I kept good grades to keep my scholarships but after a year and a half I still wasn’t making enough. So during my sophomore year I dropped out. I did the math, I could go hundreds of thousands of dollars in debt, which with a job in the arts field could take twenty some years to pay off, or I could take a break and just worked until I had more saved. My dream had always been to travel if I was so in debt I would never feel capable of doing so. So then I quit, and it couldn’t have gone better from that day on.

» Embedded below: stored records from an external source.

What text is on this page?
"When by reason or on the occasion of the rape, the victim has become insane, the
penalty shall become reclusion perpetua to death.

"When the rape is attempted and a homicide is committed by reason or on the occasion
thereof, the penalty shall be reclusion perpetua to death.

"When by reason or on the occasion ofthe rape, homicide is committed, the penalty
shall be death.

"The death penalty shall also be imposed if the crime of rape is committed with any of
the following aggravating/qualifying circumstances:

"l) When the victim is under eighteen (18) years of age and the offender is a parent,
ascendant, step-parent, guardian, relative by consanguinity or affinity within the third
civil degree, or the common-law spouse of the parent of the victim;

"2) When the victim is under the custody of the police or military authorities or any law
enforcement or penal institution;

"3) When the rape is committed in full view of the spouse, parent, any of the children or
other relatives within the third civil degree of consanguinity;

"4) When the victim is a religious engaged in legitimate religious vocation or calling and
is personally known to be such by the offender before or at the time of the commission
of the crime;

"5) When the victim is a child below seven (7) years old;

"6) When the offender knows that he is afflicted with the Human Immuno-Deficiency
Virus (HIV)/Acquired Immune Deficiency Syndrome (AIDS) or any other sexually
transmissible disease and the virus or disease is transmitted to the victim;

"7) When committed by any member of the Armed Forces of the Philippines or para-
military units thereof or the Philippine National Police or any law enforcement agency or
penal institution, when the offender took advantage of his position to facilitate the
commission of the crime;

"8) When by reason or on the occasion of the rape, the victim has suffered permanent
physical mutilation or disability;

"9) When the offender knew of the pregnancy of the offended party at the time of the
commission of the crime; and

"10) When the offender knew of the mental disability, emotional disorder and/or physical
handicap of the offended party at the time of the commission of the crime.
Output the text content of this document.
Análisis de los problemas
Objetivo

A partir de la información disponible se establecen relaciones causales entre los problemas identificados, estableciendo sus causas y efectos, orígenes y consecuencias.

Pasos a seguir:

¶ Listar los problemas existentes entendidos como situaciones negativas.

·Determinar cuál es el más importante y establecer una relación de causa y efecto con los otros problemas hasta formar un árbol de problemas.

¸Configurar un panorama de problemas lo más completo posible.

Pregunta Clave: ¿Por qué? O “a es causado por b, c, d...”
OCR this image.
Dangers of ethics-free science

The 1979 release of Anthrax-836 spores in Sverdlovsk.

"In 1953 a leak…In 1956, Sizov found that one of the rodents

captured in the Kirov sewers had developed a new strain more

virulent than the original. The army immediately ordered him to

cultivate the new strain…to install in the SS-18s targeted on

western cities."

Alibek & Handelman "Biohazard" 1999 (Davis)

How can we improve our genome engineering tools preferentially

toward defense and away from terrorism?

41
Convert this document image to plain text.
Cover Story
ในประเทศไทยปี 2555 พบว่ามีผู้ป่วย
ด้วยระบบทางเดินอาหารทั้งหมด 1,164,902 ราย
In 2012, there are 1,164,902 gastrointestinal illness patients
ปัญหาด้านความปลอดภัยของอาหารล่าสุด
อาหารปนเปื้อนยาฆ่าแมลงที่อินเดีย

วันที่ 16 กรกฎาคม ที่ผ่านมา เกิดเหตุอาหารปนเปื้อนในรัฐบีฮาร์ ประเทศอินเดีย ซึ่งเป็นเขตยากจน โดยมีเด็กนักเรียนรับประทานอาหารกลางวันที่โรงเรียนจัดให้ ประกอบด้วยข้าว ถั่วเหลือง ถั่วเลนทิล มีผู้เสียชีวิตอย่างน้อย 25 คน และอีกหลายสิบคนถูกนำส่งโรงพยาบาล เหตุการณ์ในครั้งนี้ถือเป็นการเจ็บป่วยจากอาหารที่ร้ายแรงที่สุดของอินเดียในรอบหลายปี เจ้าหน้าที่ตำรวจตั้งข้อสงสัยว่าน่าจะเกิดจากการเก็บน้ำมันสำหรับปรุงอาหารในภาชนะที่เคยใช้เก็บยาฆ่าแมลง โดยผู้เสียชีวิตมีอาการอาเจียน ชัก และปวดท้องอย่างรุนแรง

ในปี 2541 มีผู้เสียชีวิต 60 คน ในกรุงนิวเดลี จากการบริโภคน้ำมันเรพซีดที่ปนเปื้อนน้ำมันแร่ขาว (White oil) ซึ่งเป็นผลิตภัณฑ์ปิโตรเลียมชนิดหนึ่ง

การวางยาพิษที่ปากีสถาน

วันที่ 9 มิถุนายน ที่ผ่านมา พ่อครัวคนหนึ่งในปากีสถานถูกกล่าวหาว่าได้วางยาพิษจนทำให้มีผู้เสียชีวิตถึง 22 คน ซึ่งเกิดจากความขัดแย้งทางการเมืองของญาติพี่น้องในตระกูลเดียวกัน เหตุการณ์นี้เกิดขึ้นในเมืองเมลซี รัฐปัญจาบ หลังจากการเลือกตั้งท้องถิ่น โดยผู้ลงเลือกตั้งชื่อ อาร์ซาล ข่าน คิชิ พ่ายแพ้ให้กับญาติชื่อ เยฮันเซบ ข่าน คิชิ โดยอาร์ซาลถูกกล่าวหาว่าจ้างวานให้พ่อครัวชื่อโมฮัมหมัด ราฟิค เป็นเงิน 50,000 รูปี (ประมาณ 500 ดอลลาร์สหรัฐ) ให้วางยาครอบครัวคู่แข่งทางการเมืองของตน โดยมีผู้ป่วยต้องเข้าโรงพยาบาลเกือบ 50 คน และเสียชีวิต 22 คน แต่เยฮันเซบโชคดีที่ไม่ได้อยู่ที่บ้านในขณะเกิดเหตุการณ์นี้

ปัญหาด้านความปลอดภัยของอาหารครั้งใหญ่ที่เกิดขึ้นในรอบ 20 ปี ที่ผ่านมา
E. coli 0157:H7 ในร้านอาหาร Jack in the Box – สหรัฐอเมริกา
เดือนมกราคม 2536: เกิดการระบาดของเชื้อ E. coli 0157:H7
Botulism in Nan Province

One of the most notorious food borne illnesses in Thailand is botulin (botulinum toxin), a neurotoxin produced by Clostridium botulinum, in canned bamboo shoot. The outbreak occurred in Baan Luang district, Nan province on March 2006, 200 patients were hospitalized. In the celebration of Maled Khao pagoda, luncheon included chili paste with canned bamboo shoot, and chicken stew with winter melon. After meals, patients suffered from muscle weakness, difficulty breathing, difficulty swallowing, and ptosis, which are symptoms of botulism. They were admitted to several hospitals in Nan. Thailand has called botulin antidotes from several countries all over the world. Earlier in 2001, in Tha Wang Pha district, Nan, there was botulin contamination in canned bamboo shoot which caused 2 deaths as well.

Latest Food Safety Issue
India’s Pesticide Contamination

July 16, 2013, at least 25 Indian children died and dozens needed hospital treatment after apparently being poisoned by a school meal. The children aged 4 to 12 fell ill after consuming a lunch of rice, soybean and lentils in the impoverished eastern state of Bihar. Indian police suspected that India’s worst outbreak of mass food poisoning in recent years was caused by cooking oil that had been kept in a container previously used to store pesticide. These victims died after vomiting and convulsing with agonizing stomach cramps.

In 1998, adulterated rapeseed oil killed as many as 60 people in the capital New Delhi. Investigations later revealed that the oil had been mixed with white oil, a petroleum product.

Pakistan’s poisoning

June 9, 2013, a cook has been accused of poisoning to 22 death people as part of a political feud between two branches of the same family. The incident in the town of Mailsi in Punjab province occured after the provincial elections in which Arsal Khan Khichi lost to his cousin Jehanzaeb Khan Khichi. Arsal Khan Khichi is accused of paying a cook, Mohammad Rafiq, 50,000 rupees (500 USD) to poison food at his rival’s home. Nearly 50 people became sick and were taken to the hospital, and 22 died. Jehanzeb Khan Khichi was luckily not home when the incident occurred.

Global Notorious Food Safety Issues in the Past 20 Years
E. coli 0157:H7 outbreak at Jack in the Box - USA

I decided to au pair (nanny abroad). That way I could live in the art I unfortunately would not be getting a degree in and learn a new language. So, I applied to an agency and in one week I had an offer and in another three I had moved to Fasano, Italy. Where is Fasano? You may ask. It’s in Puglia which is kind of Italy’s equivalent to Alabama. The people talk funny and there is not much to do except work on the farm which in this case would be an olive grove. I moved in the first week of February 2014, it was full-on intense culture shock, but if it was not for this experience I would have never been able to speak another language, would have never learned to cook at least edible foods, I would have never grown to be as open-minded as I am today, but most importantly, I would have never met my husband, Lorenzo. I am so grateful for how things have turned out, it hasn’t all been easy but it has been amazing. I cannot express how lucky I feel.